Он болтал еще что-то и потом побежал догонять свой автомобиль.
«Этот человек находится тоже под общим гипнозом», — подумал я.
В это время с боковой дороги показалась пехота; она шла густой массой, такая же грозная и решительная, как вчера, но у солдат был усталый вид, и шаги отбивались не так твердо и ритмично. Некоторые из проходивших мимо производили тяжелое впечатление. Лица их были бледны, губы посинели и обветрились. Вокруг глаз лежала темная полоса, щеки провалились, но глаза всех, кого я мог видеть, и бодрых и усталых, устремлялись вперед и горели каким-то лихорадочным огнем.

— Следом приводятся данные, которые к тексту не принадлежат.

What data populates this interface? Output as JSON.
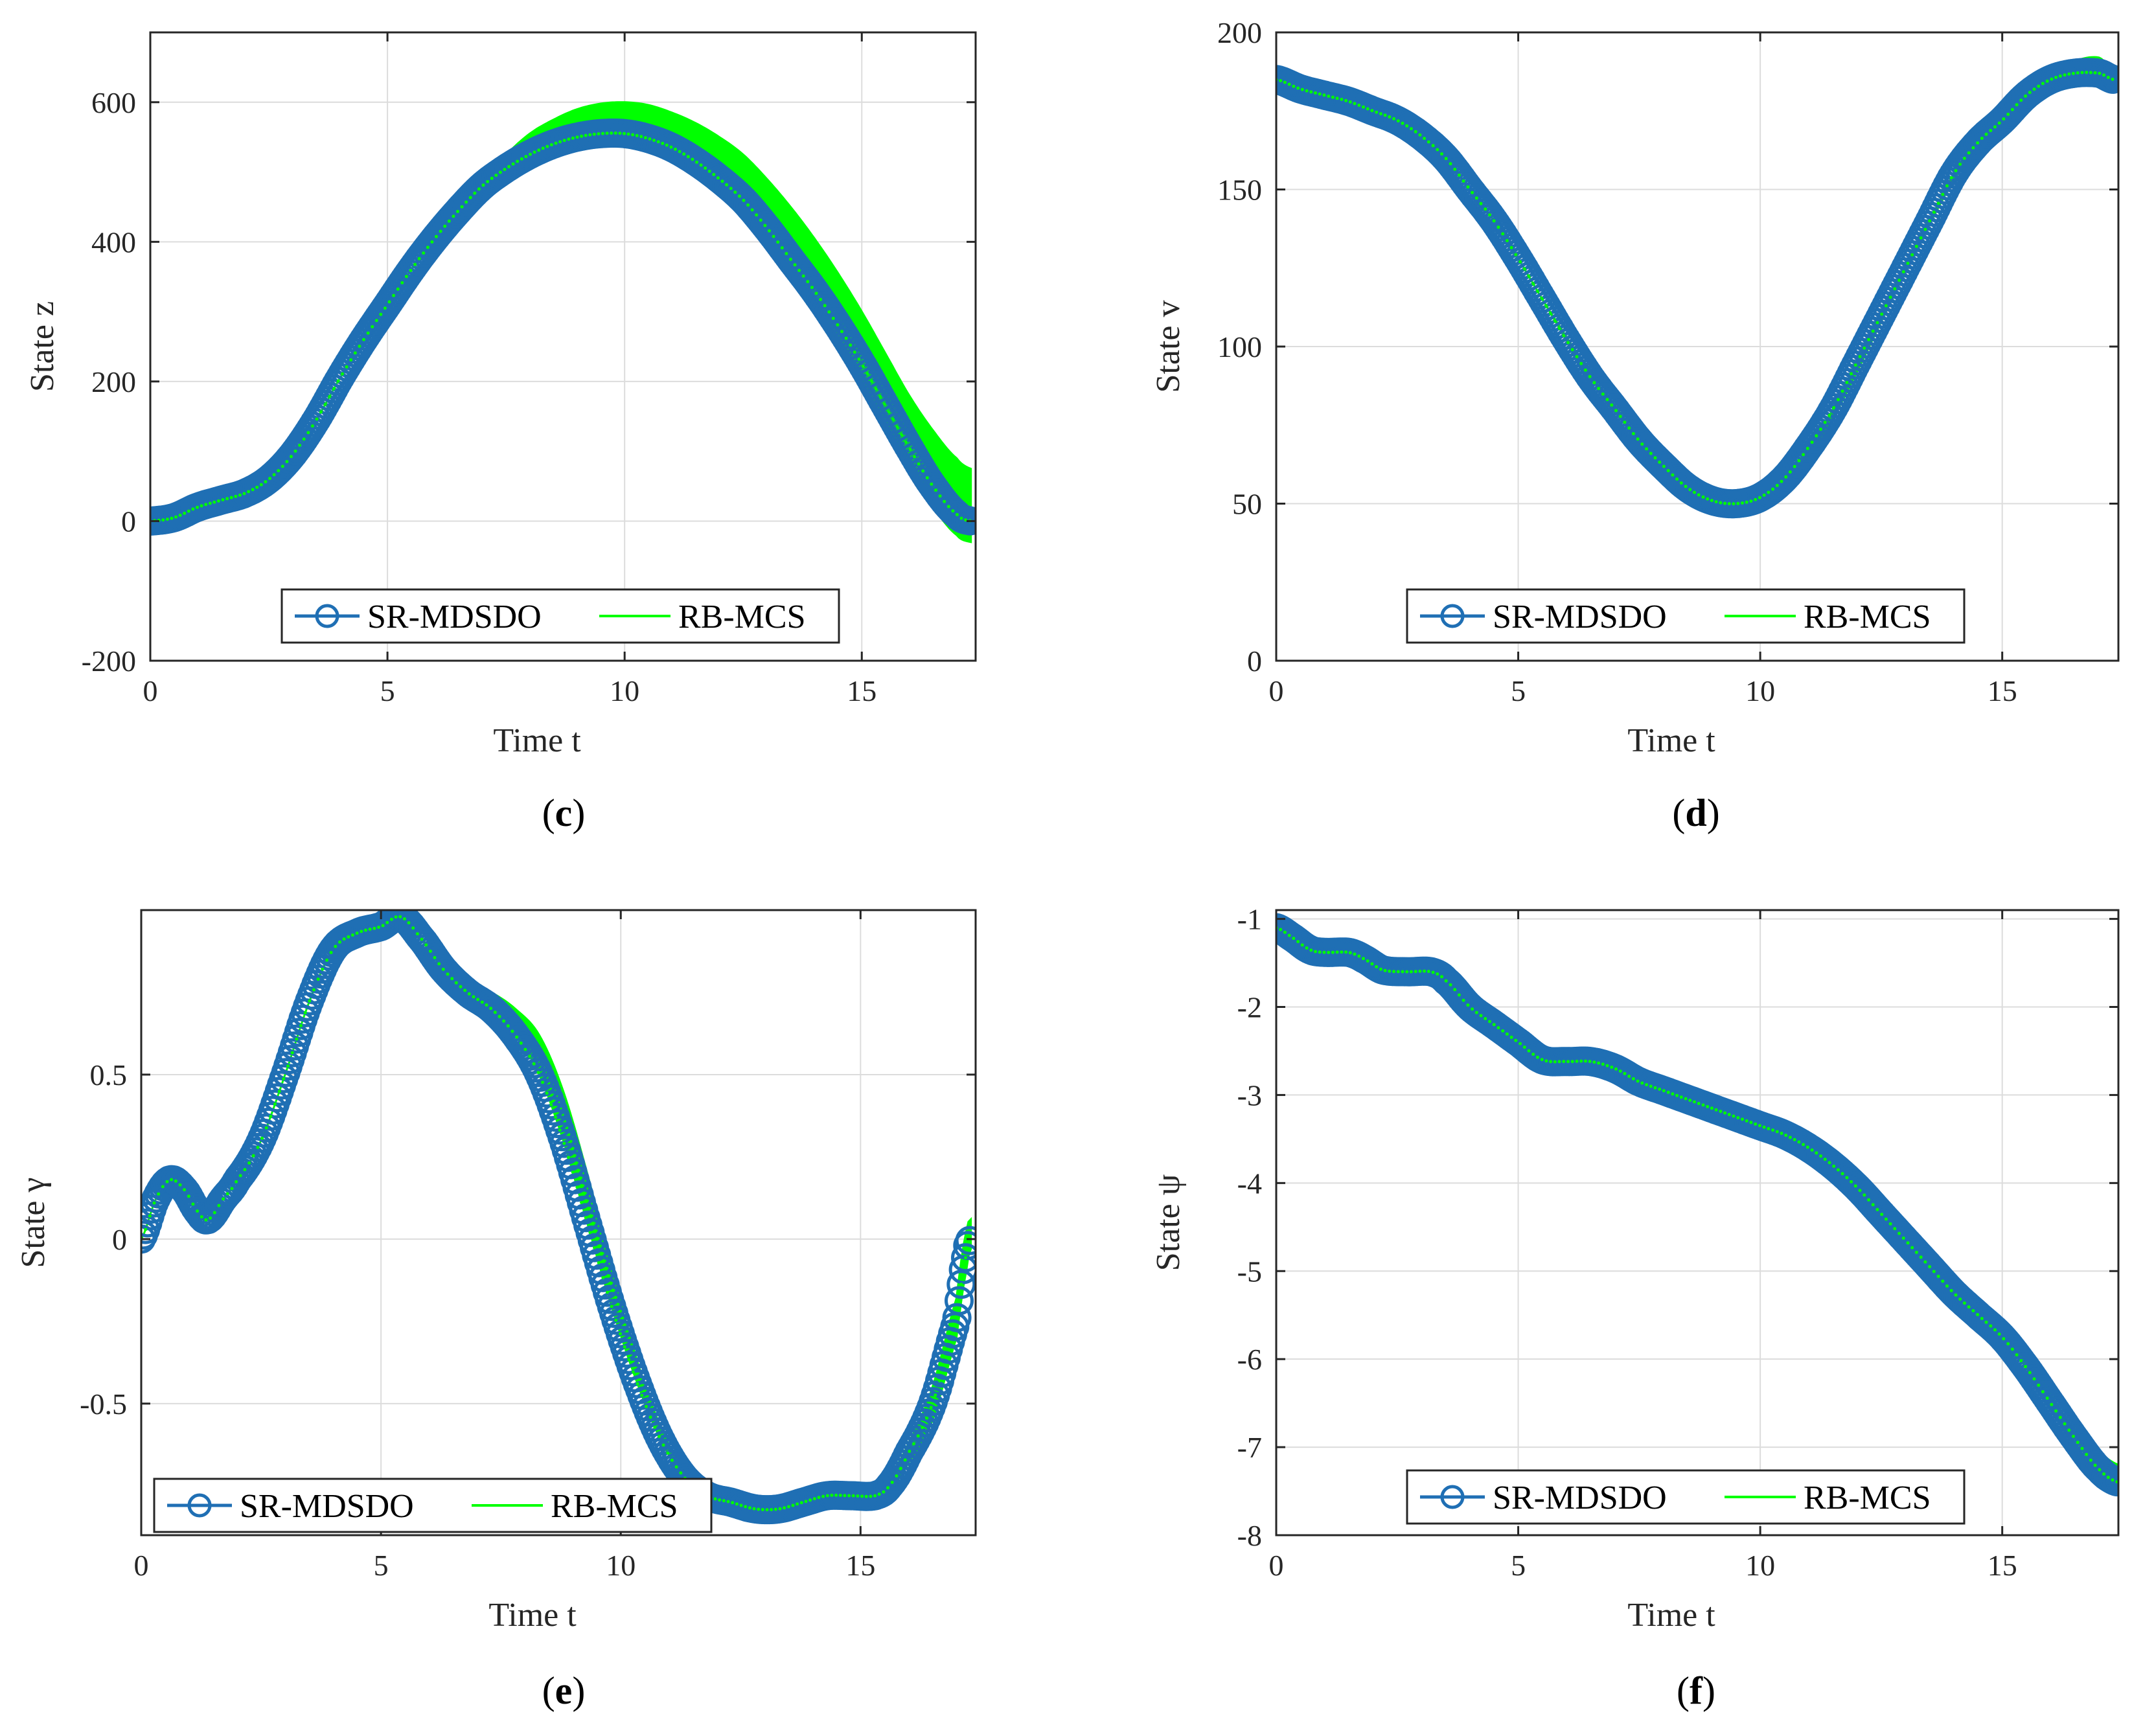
{
  "colors": {
    "sr": "#1f6fb4",
    "rb": "#00ff00",
    "axis": "#262626",
    "grid": "#dcdcdc"
  },
  "chart_data": [
    {
      "type": "line",
      "panel": "c",
      "xlabel": "Time t",
      "ylabel": "State z",
      "xlim": [
        0,
        17.4
      ],
      "ylim": [
        -200,
        700
      ],
      "xticks": [
        0,
        5,
        10,
        15
      ],
      "yticks": [
        -200,
        0,
        200,
        400,
        600
      ],
      "grid": true,
      "legend": {
        "position": "bottom-center",
        "entries": [
          "SR-MDSDO",
          "RB-MCS"
        ]
      },
      "series": [
        {
          "name": "SR-MDSDO",
          "marker": "circle",
          "x": [
            0,
            0.5,
            1,
            1.5,
            2,
            2.5,
            3,
            3.5,
            4,
            4.5,
            5,
            5.5,
            6,
            6.5,
            7,
            7.5,
            8,
            8.5,
            9,
            9.5,
            10,
            10.5,
            11,
            11.5,
            12,
            12.5,
            13,
            13.5,
            14,
            14.5,
            15,
            15.5,
            16,
            16.5,
            17,
            17.3
          ],
          "y": [
            0,
            5,
            20,
            30,
            40,
            60,
            95,
            145,
            205,
            260,
            310,
            360,
            405,
            445,
            480,
            505,
            525,
            540,
            550,
            555,
            555,
            548,
            535,
            515,
            490,
            460,
            420,
            375,
            330,
            280,
            225,
            165,
            105,
            50,
            10,
            0
          ]
        },
        {
          "name": "RB-MCS",
          "band": true,
          "x": [
            0,
            0.5,
            1,
            1.5,
            2,
            2.5,
            3,
            3.5,
            4,
            4.5,
            5,
            5.5,
            6,
            6.5,
            7,
            7.5,
            8,
            8.5,
            9,
            9.5,
            10,
            10.5,
            11,
            11.5,
            12,
            12.5,
            13,
            13.5,
            14,
            14.5,
            15,
            15.5,
            16,
            16.5,
            17,
            17.3
          ],
          "y_low": [
            0,
            5,
            20,
            30,
            40,
            60,
            95,
            145,
            205,
            260,
            310,
            360,
            405,
            445,
            478,
            500,
            518,
            530,
            538,
            540,
            538,
            530,
            515,
            495,
            470,
            440,
            400,
            355,
            305,
            250,
            190,
            130,
            70,
            20,
            -20,
            -30
          ],
          "y_high": [
            0,
            5,
            20,
            30,
            40,
            60,
            95,
            145,
            205,
            260,
            310,
            360,
            408,
            450,
            490,
            525,
            555,
            575,
            590,
            598,
            600,
            596,
            585,
            570,
            550,
            525,
            490,
            450,
            405,
            355,
            300,
            240,
            180,
            130,
            90,
            75
          ]
        }
      ]
    },
    {
      "type": "line",
      "panel": "d",
      "xlabel": "Time t",
      "ylabel": "State v",
      "xlim": [
        0,
        17.4
      ],
      "ylim": [
        0,
        200
      ],
      "xticks": [
        0,
        5,
        10,
        15
      ],
      "yticks": [
        0,
        50,
        100,
        150,
        200
      ],
      "grid": true,
      "legend": {
        "position": "bottom-center",
        "entries": [
          "SR-MDSDO",
          "RB-MCS"
        ]
      },
      "series": [
        {
          "name": "SR-MDSDO",
          "marker": "circle",
          "x": [
            0,
            0.5,
            1,
            1.5,
            2,
            2.5,
            3,
            3.5,
            4,
            4.5,
            5,
            5.5,
            6,
            6.5,
            7,
            7.5,
            8,
            8.5,
            9,
            9.5,
            10,
            10.5,
            11,
            11.5,
            12,
            12.5,
            13,
            13.5,
            14,
            14.5,
            15,
            15.5,
            16,
            16.5,
            17,
            17.3
          ],
          "y": [
            185,
            182,
            180,
            178,
            175,
            172,
            167,
            160,
            150,
            140,
            128,
            115,
            102,
            90,
            80,
            70,
            62,
            55,
            51,
            50,
            52,
            58,
            68,
            80,
            95,
            110,
            125,
            140,
            155,
            165,
            172,
            180,
            185,
            187,
            187,
            185
          ]
        },
        {
          "name": "RB-MCS",
          "band": true,
          "x": [
            0,
            0.5,
            1,
            1.5,
            2,
            2.5,
            3,
            3.5,
            4,
            4.5,
            5,
            5.5,
            6,
            6.5,
            7,
            7.5,
            8,
            8.5,
            9,
            9.5,
            10,
            10.5,
            11,
            11.5,
            12,
            12.5,
            13,
            13.5,
            14,
            14.5,
            15,
            15.5,
            16,
            16.5,
            17,
            17.3
          ],
          "y_low": [
            185,
            182,
            180,
            178,
            175,
            172,
            167,
            160,
            150,
            140,
            128,
            115,
            102,
            90,
            80,
            70,
            62,
            55,
            50,
            48,
            48,
            54,
            64,
            77,
            92,
            108,
            124,
            139,
            153,
            164,
            171,
            178,
            183,
            185,
            185,
            184
          ],
          "y_high": [
            185,
            182,
            180,
            178,
            175,
            172,
            167,
            160,
            150,
            140,
            128,
            115,
            103,
            91,
            81,
            71,
            63,
            56,
            52,
            51,
            52,
            58,
            68,
            80,
            95,
            110,
            125,
            140,
            155,
            166,
            174,
            182,
            188,
            191,
            192,
            188
          ]
        }
      ]
    },
    {
      "type": "line",
      "panel": "e",
      "xlabel": "Time t",
      "ylabel": "State γ",
      "xlim": [
        0,
        17.4
      ],
      "ylim": [
        -0.9,
        1.0
      ],
      "xticks": [
        0,
        5,
        10,
        15
      ],
      "yticks": [
        -0.5,
        0,
        0.5
      ],
      "grid": true,
      "legend": {
        "position": "bottom-left",
        "entries": [
          "SR-MDSDO",
          "RB-MCS"
        ]
      },
      "series": [
        {
          "name": "SR-MDSDO",
          "marker": "circle",
          "x": [
            0,
            0.3,
            0.6,
            0.9,
            1.2,
            1.4,
            1.7,
            2,
            2.5,
            3,
            3.5,
            4,
            4.5,
            5,
            5.4,
            5.8,
            6.3,
            6.8,
            7.3,
            7.8,
            8.3,
            8.8,
            9.3,
            9.8,
            10.3,
            10.8,
            11.3,
            11.8,
            12.3,
            12.8,
            13.3,
            13.8,
            14.3,
            14.8,
            15.3,
            15.6,
            16,
            16.5,
            17,
            17.2,
            17.3
          ],
          "y": [
            0,
            0.12,
            0.18,
            0.15,
            0.08,
            0.06,
            0.12,
            0.18,
            0.3,
            0.5,
            0.72,
            0.88,
            0.93,
            0.95,
            0.98,
            0.92,
            0.82,
            0.75,
            0.7,
            0.62,
            0.5,
            0.3,
            0.05,
            -0.2,
            -0.42,
            -0.6,
            -0.72,
            -0.78,
            -0.8,
            -0.82,
            -0.82,
            -0.8,
            -0.78,
            -0.78,
            -0.78,
            -0.75,
            -0.65,
            -0.5,
            -0.25,
            -0.05,
            0
          ]
        },
        {
          "name": "RB-MCS",
          "band": true,
          "x": [
            0,
            0.3,
            0.6,
            0.9,
            1.2,
            1.4,
            1.7,
            2,
            2.5,
            3,
            3.5,
            4,
            4.5,
            5,
            5.4,
            5.8,
            6.3,
            6.8,
            7.3,
            7.8,
            8.3,
            8.8,
            9.3,
            9.8,
            10.3,
            10.8,
            11.3,
            11.8,
            12.3,
            12.8,
            13.3,
            13.8,
            14.3,
            14.8,
            15.3,
            15.6,
            16,
            16.5,
            17,
            17.2,
            17.3
          ],
          "y_low": [
            0,
            0.12,
            0.18,
            0.15,
            0.08,
            0.06,
            0.12,
            0.18,
            0.3,
            0.5,
            0.72,
            0.88,
            0.93,
            0.95,
            0.98,
            0.92,
            0.82,
            0.75,
            0.7,
            0.62,
            0.5,
            0.3,
            0.05,
            -0.2,
            -0.42,
            -0.6,
            -0.72,
            -0.78,
            -0.81,
            -0.83,
            -0.83,
            -0.81,
            -0.79,
            -0.79,
            -0.79,
            -0.76,
            -0.68,
            -0.55,
            -0.3,
            -0.1,
            -0.03
          ],
          "y_high": [
            0,
            0.12,
            0.18,
            0.15,
            0.08,
            0.06,
            0.12,
            0.18,
            0.3,
            0.5,
            0.72,
            0.88,
            0.93,
            0.95,
            0.98,
            0.92,
            0.84,
            0.78,
            0.75,
            0.7,
            0.62,
            0.45,
            0.2,
            -0.08,
            -0.35,
            -0.56,
            -0.7,
            -0.77,
            -0.79,
            -0.8,
            -0.8,
            -0.79,
            -0.77,
            -0.77,
            -0.76,
            -0.72,
            -0.62,
            -0.45,
            -0.18,
            0.02,
            0.06
          ]
        }
      ]
    },
    {
      "type": "line",
      "panel": "f",
      "xlabel": "Time t",
      "ylabel": "State ψ",
      "xlim": [
        0,
        17.4
      ],
      "ylim": [
        -8,
        -0.9
      ],
      "xticks": [
        0,
        5,
        10,
        15
      ],
      "yticks": [
        -8,
        -7,
        -6,
        -5,
        -4,
        -3,
        -2,
        -1
      ],
      "grid": true,
      "legend": {
        "position": "bottom-center",
        "entries": [
          "SR-MDSDO",
          "RB-MCS"
        ]
      },
      "series": [
        {
          "name": "SR-MDSDO",
          "marker": "circle",
          "x": [
            0,
            0.3,
            0.7,
            1,
            1.5,
            1.8,
            2.2,
            2.7,
            3.2,
            3.5,
            4,
            4.5,
            5,
            5.5,
            6,
            6.5,
            7,
            7.5,
            8,
            8.5,
            9,
            9.5,
            10,
            10.5,
            11,
            11.5,
            12,
            12.5,
            13,
            13.5,
            14,
            14.5,
            15,
            15.5,
            16,
            16.5,
            17,
            17.4
          ],
          "y": [
            -1.1,
            -1.2,
            -1.35,
            -1.38,
            -1.38,
            -1.45,
            -1.58,
            -1.6,
            -1.6,
            -1.7,
            -2.0,
            -2.2,
            -2.4,
            -2.6,
            -2.62,
            -2.62,
            -2.7,
            -2.85,
            -2.95,
            -3.05,
            -3.15,
            -3.25,
            -3.35,
            -3.45,
            -3.6,
            -3.8,
            -4.05,
            -4.35,
            -4.65,
            -4.95,
            -5.25,
            -5.5,
            -5.75,
            -6.1,
            -6.5,
            -6.9,
            -7.25,
            -7.4
          ]
        },
        {
          "name": "RB-MCS",
          "band": true,
          "x": [
            0,
            0.3,
            0.7,
            1,
            1.5,
            1.8,
            2.2,
            2.7,
            3.2,
            3.5,
            4,
            4.5,
            5,
            5.5,
            6,
            6.5,
            7,
            7.5,
            8,
            8.5,
            9,
            9.5,
            10,
            10.5,
            11,
            11.5,
            12,
            12.5,
            13,
            13.5,
            14,
            14.5,
            15,
            15.5,
            16,
            16.5,
            17,
            17.4
          ],
          "y_low": [
            -1.1,
            -1.2,
            -1.35,
            -1.38,
            -1.38,
            -1.45,
            -1.58,
            -1.6,
            -1.6,
            -1.7,
            -2.0,
            -2.2,
            -2.4,
            -2.6,
            -2.62,
            -2.62,
            -2.7,
            -2.85,
            -2.95,
            -3.05,
            -3.15,
            -3.25,
            -3.35,
            -3.45,
            -3.6,
            -3.8,
            -4.05,
            -4.35,
            -4.65,
            -4.95,
            -5.25,
            -5.5,
            -5.75,
            -6.1,
            -6.5,
            -6.9,
            -7.3,
            -7.45
          ],
          "y_high": [
            -1.1,
            -1.2,
            -1.35,
            -1.38,
            -1.38,
            -1.45,
            -1.58,
            -1.6,
            -1.6,
            -1.7,
            -2.0,
            -2.2,
            -2.4,
            -2.6,
            -2.62,
            -2.62,
            -2.7,
            -2.85,
            -2.95,
            -3.05,
            -3.15,
            -3.25,
            -3.35,
            -3.45,
            -3.6,
            -3.8,
            -4.05,
            -4.35,
            -4.6,
            -4.9,
            -5.2,
            -5.4,
            -5.6,
            -5.95,
            -6.4,
            -6.8,
            -7.05,
            -7.2
          ]
        }
      ]
    }
  ]
}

Мне эта масса напомнила одну картину, которую я видел в Париже на выставке: крестоносцы, шествующие по пустыне и страдающие от жажды и голода, но видящие перед собою пленительный мираж — освобождение гроба господня. Нужно думать, что проходящим здесь мерещились впереди открытые Ворота.
Я услышал завывание сирен. Целый поезд автомобилей с красными крестами несся навстречу войскам. Когда он был около палаток лазарета, санитары окружили кареты и стали извлекать носилки с распростертыми на них солдатами; зрелище было весьма печальное, но проходившие мимо, по-видимому, были очень мало тронуты им. Возможно, они думали, что это не настоящие больные.
Я боялся мешать врачам и вошел в палатку только через час, когда смятение несколько улеглось.
Левенберг сидел за столом и что-то писал. Увидев меня, он на минуту оторвался от бумаги.
— Произошло нечто непредвиденное. Переутомление или жара, а, может быть, и то и другое вместе, повлияли особенно сильно на людей некоторых разрядов. Из всех прибывших больных большинство принадлежит к разрядам 170-му и 178-му. Паралич сердца, разрывы сосудов периферических и более глубоких. Апоплексия, паралич и смерть.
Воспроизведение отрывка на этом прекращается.